February 27, 2021
Hot Topics:

Demystifying 10 Common Misconceptions About VoiceXML

  • By Jonathan Eisenzopf
  • Send Email »
  • More Articles »

It's easy to write VoiceXML applications

Because VoiceXML is based on existing Web standards, many of the techniques and skills that Web developers have amassed over the past few years will translate into developing speech applications. Web developers too often underestimate the learning curve required to develop voice user interfaces and the difficulties that arise when integrating VoiceXML applications with telephony equipment.

For example, how do you route callers from the PBX to the VoiceXML gateway? Or how do you transfer a VoiceXML caller into the ACD? To become an effective speech application developer, you'll need to have a foundation in Web development, telephony, and networking.
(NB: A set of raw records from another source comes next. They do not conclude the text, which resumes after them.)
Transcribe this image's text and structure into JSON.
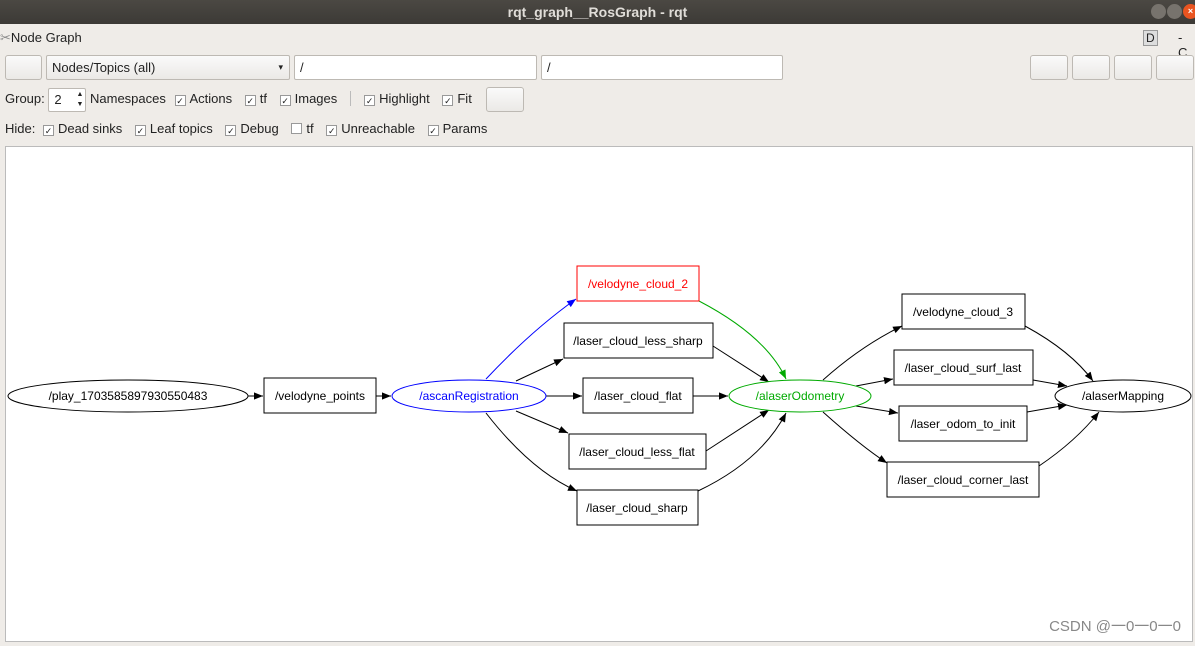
{
  "window": {
    "title": "rqt_graph__RosGraph - rqt",
    "close_glyph": "×"
  },
  "plugin": {
    "title": "Node Graph",
    "d_label": "D",
    "extra": "- C"
  },
  "toolbar": {
    "filter_select": "Nodes/Topics (all)",
    "node_filter": "/",
    "topic_filter": "/"
  },
  "options": {
    "group_label": "Group:",
    "group_value": "2",
    "namespaces": "Namespaces",
    "actions": {
      "label": "Actions",
      "checked": true
    },
    "tf": {
      "label": "tf",
      "checked": true
    },
    "images": {
      "label": "Images",
      "checked": true
    },
    "highlight": {
      "label": "Highlight",
      "checked": true
    },
    "fit": {
      "label": "Fit",
      "checked": true
    }
  },
  "hide": {
    "label": "Hide:",
    "dead_sinks": {
      "label": "Dead sinks",
      "checked": true
    },
    "leaf_topics": {
      "label": "Leaf topics",
      "checked": true
    },
    "debug": {
      "label": "Debug",
      "checked": true
    },
    "tf": {
      "label": "tf",
      "checked": false
    },
    "unreachable": {
      "label": "Unreachable",
      "checked": true
    },
    "params": {
      "label": "Params",
      "checked": true
    }
  },
  "graph": {
    "nodes": {
      "play": "/play_1703585897930550483",
      "velodyne_points": "/velodyne_points",
      "ascan": "/ascanRegistration",
      "vc2": "/velodyne_cloud_2",
      "less_sharp": "/laser_cloud_less_sharp",
      "flat": "/laser_cloud_flat",
      "less_flat": "/laser_cloud_less_flat",
      "sharp": "/laser_cloud_sharp",
      "odom": "/alaserOdometry",
      "vc3": "/velodyne_cloud_3",
      "surf_last": "/laser_cloud_surf_last",
      "odom_to_init": "/laser_odom_to_init",
      "corner_last": "/laser_cloud_corner_last",
      "mapping": "/alaserMapping"
    },
    "colors": {
      "highlight_topic": "#ff0000",
      "registration": "#0000ff",
      "odometry": "#00a000"
    }
  },
  "watermark": "CSDN @一0一0一0"
}
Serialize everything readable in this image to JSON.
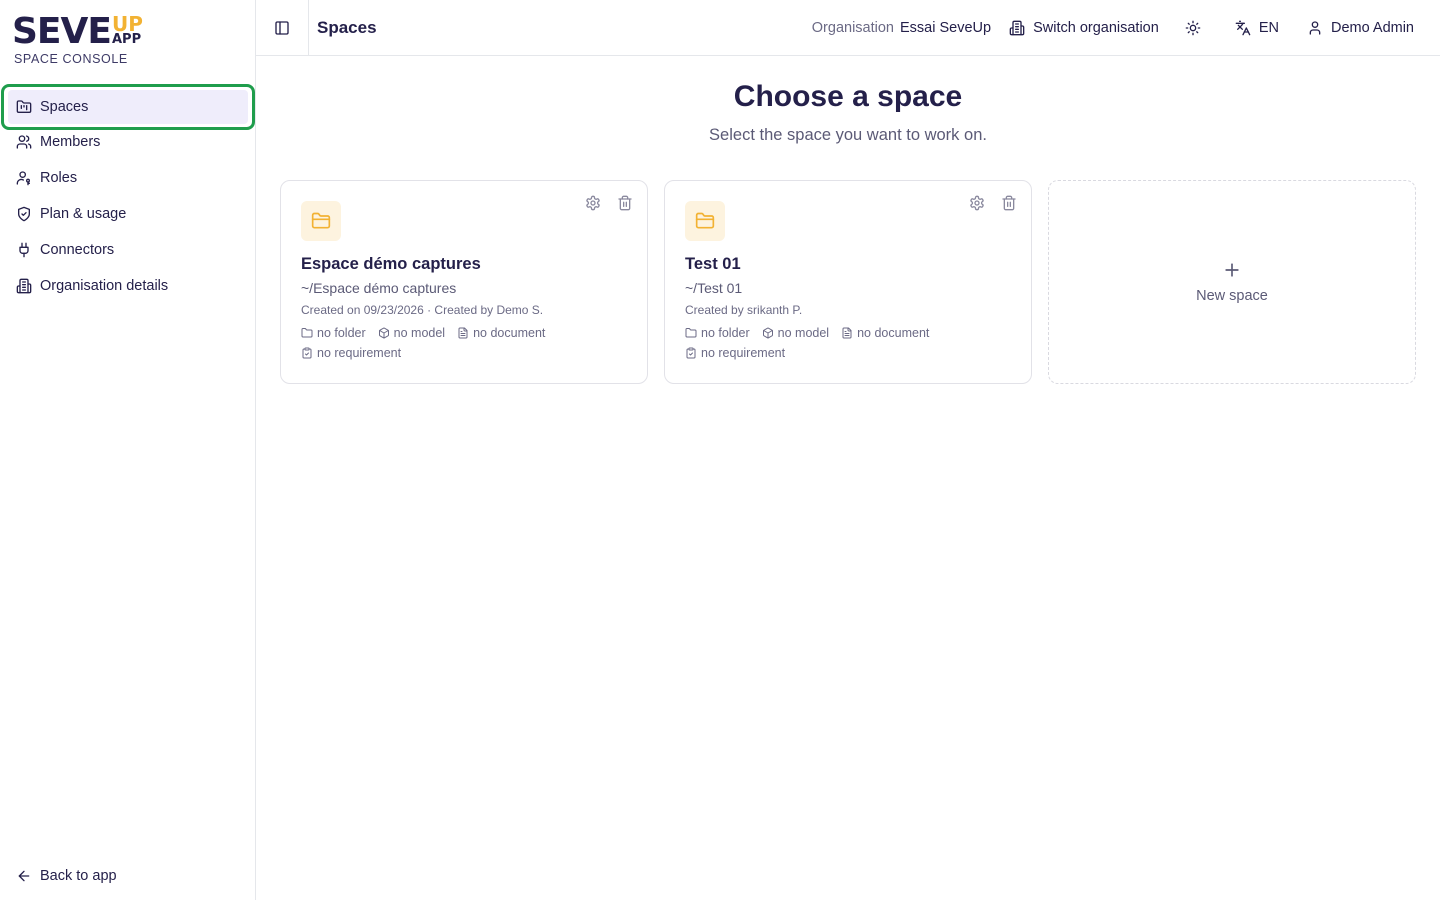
{
  "brand": {
    "logo_main": "SEVE",
    "logo_up": "UP",
    "logo_app": "APP",
    "subtitle": "SPACE CONSOLE",
    "colors": {
      "dark": "#24204a",
      "accent": "#f2b233",
      "highlight": "#1f9d4c"
    }
  },
  "sidebar": {
    "items": [
      {
        "label": "Spaces",
        "icon": "folder-kanban-icon",
        "active": true
      },
      {
        "label": "Members",
        "icon": "users-icon"
      },
      {
        "label": "Roles",
        "icon": "user-key-icon"
      },
      {
        "label": "Plan & usage",
        "icon": "shield-check-icon"
      },
      {
        "label": "Connectors",
        "icon": "plug-icon"
      },
      {
        "label": "Organisation details",
        "icon": "building-icon"
      }
    ],
    "back_label": "Back to app"
  },
  "topbar": {
    "title": "Spaces",
    "org_label": "Organisation",
    "org_name": "Essai SeveUp",
    "switch_label": "Switch organisation",
    "language": "EN",
    "user": "Demo Admin"
  },
  "main": {
    "heading": "Choose a space",
    "subheading": "Select the space you want to work on.",
    "spaces": [
      {
        "title": "Espace démo captures",
        "path": "~/Espace démo captures",
        "meta": "Created on 09/23/2026 · Created by Demo S.",
        "stats": {
          "folder": "no folder",
          "model": "no model",
          "document": "no document",
          "requirement": "no requirement"
        }
      },
      {
        "title": "Test 01",
        "path": "~/Test 01",
        "meta": "Created by srikanth P.",
        "stats": {
          "folder": "no folder",
          "model": "no model",
          "document": "no document",
          "requirement": "no requirement"
        }
      }
    ],
    "new_space_label": "New space"
  }
}
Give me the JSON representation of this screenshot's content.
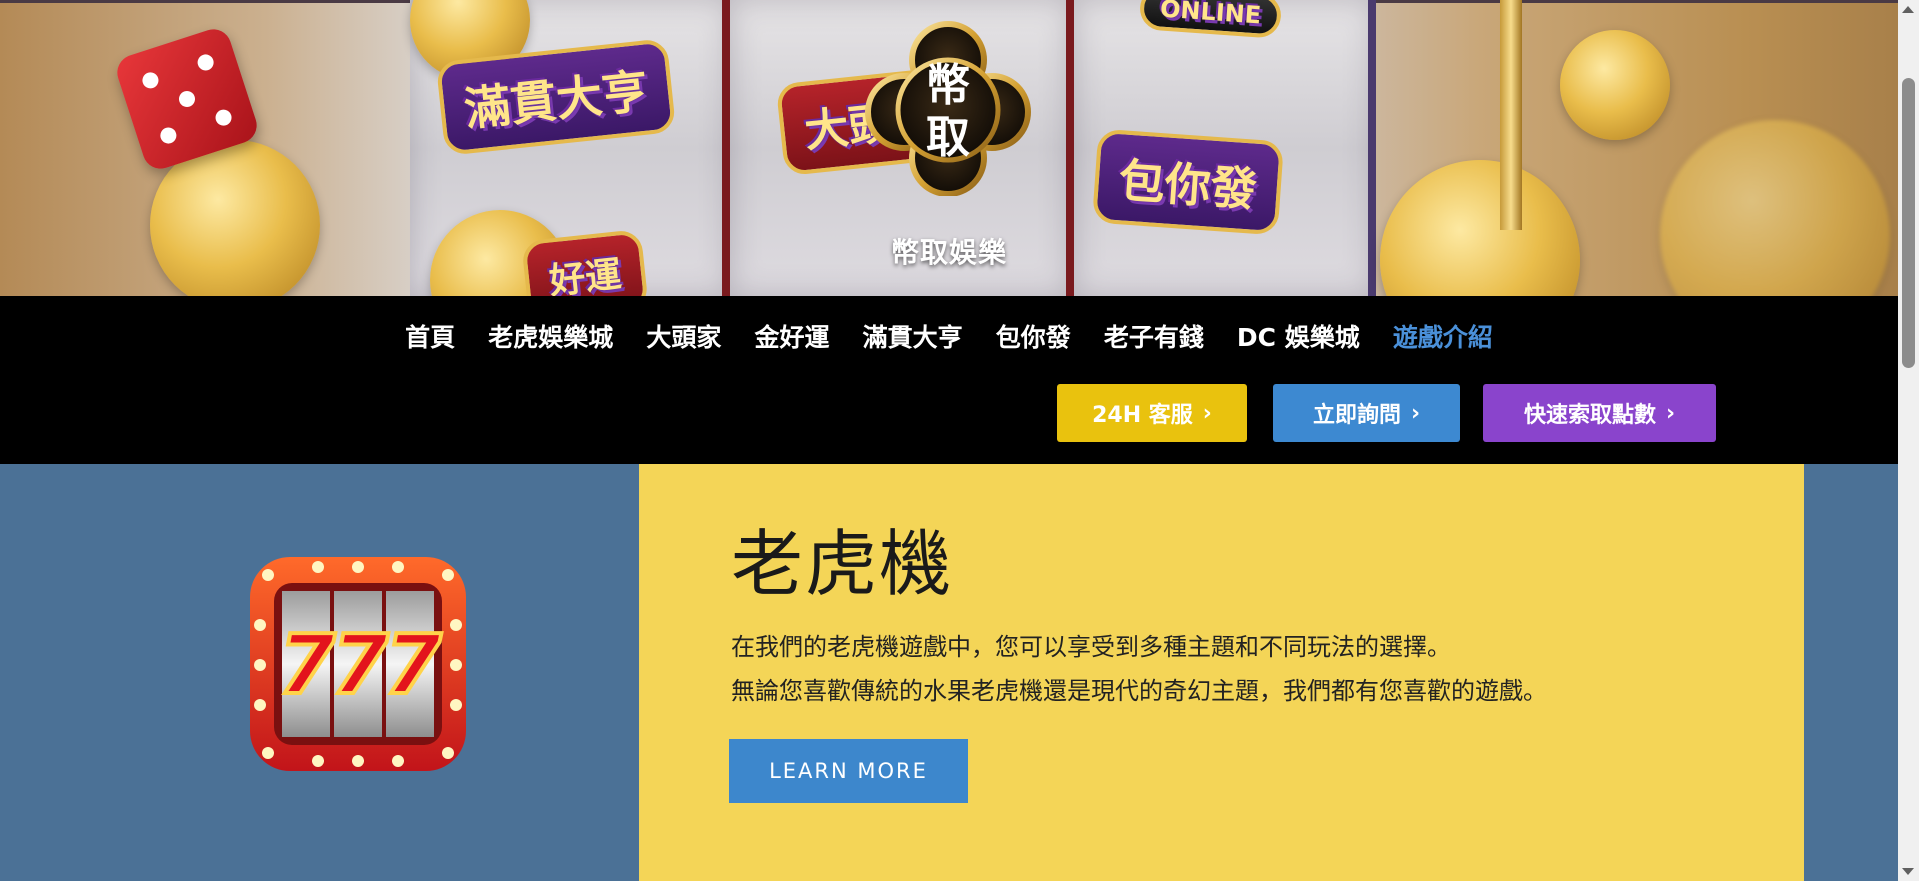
{
  "hero": {
    "logo_text": "幣取",
    "site_title": "幣取娛樂",
    "decor_badges": [
      "滿貫大亨",
      "大頭家",
      "包你發",
      "好運",
      "ONLINE"
    ]
  },
  "nav": {
    "items": [
      {
        "label": "首頁",
        "active": false
      },
      {
        "label": "老虎娛樂城",
        "active": false
      },
      {
        "label": "大頭家",
        "active": false
      },
      {
        "label": "金好運",
        "active": false
      },
      {
        "label": "滿貫大亨",
        "active": false
      },
      {
        "label": "包你發",
        "active": false
      },
      {
        "label": "老子有錢",
        "active": false
      },
      {
        "label": "DC 娛樂城",
        "active": false
      },
      {
        "label": "遊戲介紹",
        "active": true
      }
    ],
    "cta": {
      "support": "24H 客服",
      "inquire": "立即詢問",
      "points": "快速索取點數"
    }
  },
  "content": {
    "title": "老虎機",
    "desc_line1": "在我們的老虎機遊戲中，您可以享受到多種主題和不同玩法的選擇。",
    "desc_line2": "無論您喜歡傳統的水果老虎機還是現代的奇幻主題，我們都有您喜歡的遊戲。",
    "button": "LEARN MORE",
    "icon_text": "777"
  },
  "colors": {
    "nav_active": "#4a90d9",
    "cta_yellow": "#e9c20e",
    "cta_blue": "#3d89d1",
    "cta_purple": "#8a44cc",
    "content_bg": "#4b7196",
    "card_bg": "#f4d557"
  },
  "icons": [
    "chevron-right-icon",
    "slot-777-icon",
    "logo-icon",
    "scroll-up-icon",
    "scroll-down-icon"
  ]
}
Mastering speech applications also requires knowledge and experience in designing speech interfaces. That skill is part art, part science. There are few resources on designing Voice User Interfaces (VUIs) and there are only a handful of people and even fewer companies that have any significant experience in this area. One book I can recommend however is: 

"Designing Effective Speech Interfaces" by by Susan Weinschenk, Dean T. Barker, published by Wiley.

VoiceXML as a specification is fairly easy to learn, but don't think that means you can easily develop a good speech application. The best way to test your success is to have a friend test it in their car, on their cell phone, in traffic.

VoiceXML is portable if I use the standard tags

Wrong. Even though I wish it were so, I can't copy my applications from Tellme, to BeVocal, to Voxeo, to VoiceGenie and have it work without any changes. I'm not sure that I will EVER be able to because of the subtle differences in how vendors implement the standard.

What this means is that you can't develop and test your application on Tellme for free, and then go out and buy a dedicated gateway from VoiceGenie without any code changes. Fortunately, the code changes will be minor in scope compared to say, porting a C application to Java, however, it's best to select your platform before you start developing the application so you know it will work when it's deployed. So if you know you'll be going with a VoiceGenie gateway, then go ahead and develop and test your application in their hosted development environment. Then you know that your application will work exactly the same when you install it on the dedicated platform.

I've programmed IVRs so speech should be a breeze

Whoa there! This is equivalent to a Web developer saying that they can develop VoiceXML applications with no training. Experience with touch-tone IVRs will provide you with a good perspective of how it will function in your existing development environment, however you will need to become familiar with Web protocols and programming environments. 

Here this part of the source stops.